The monumental terrace also housed an "oracular rock", where, thanks to the ascent of sea currents, particular rites had to take place, two small cisterns, and the "oracular cave", spared from the cement work inside the "cryptoporticus" .

The so-called Small Temple (probably the oldest, around the middle of the 2nd century BC, with remains of 1st style paintings) has recently been attributed to the cult of the goddess Feronia, probably introduced in the region already at the time of the Volscan occupation in the 5th century BC This cult is also attested in other parts of the city: ancient sources mention the presence of a Fanum Feroniae (sacred wood) near Monte Leano. The area was definitively abandoned at the end of the 16th century, in conjunction with the depopulation of the city of Terracina due to various waves of epidemics.
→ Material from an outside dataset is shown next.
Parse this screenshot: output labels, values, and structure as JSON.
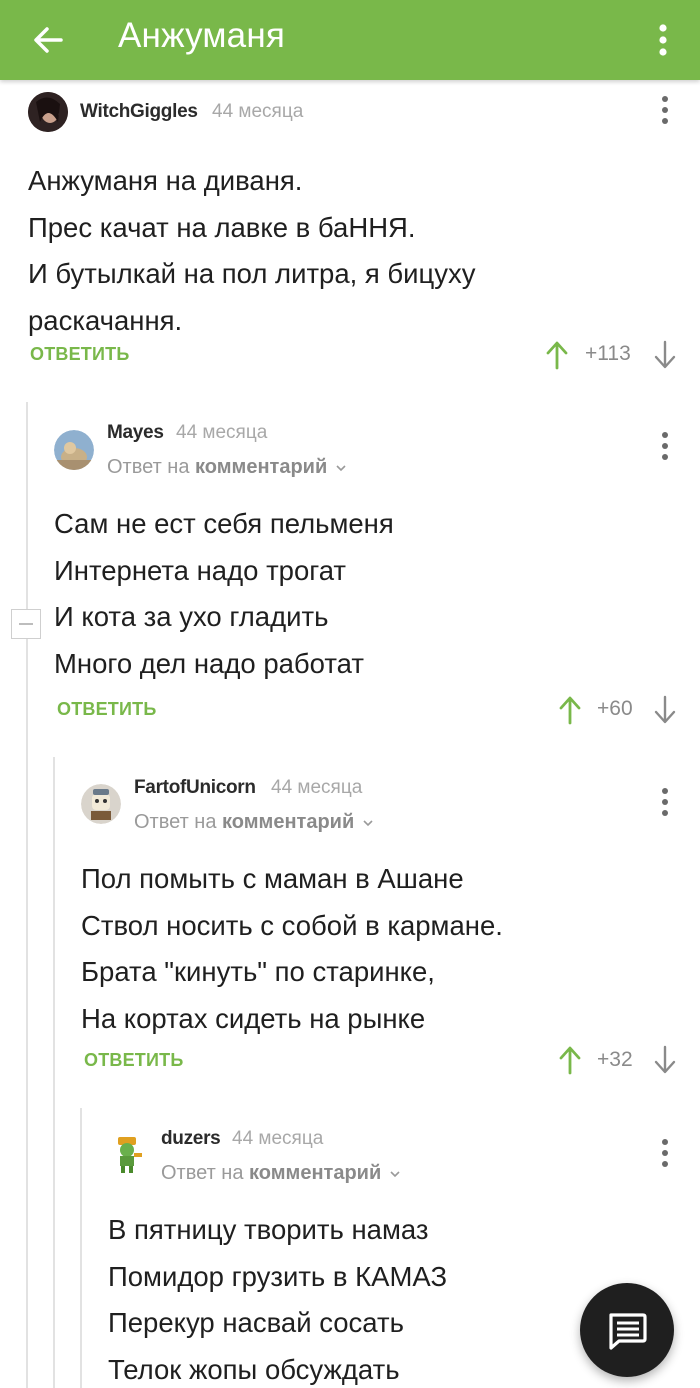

The first excavations date back to 1894, conducted by the local scholar Pio Capponi, followed by those conducted by Luigi Borsari two years later. Numerous and extraordinary were the finds found, including the famous crepundia (preserved in the National Roman Museum in the Palazzo Massimo in Rome), but also terracotta ex votos, bronze objects and glass paste doves, now lost due to the bombings and the looting that took place during and after the Second World War.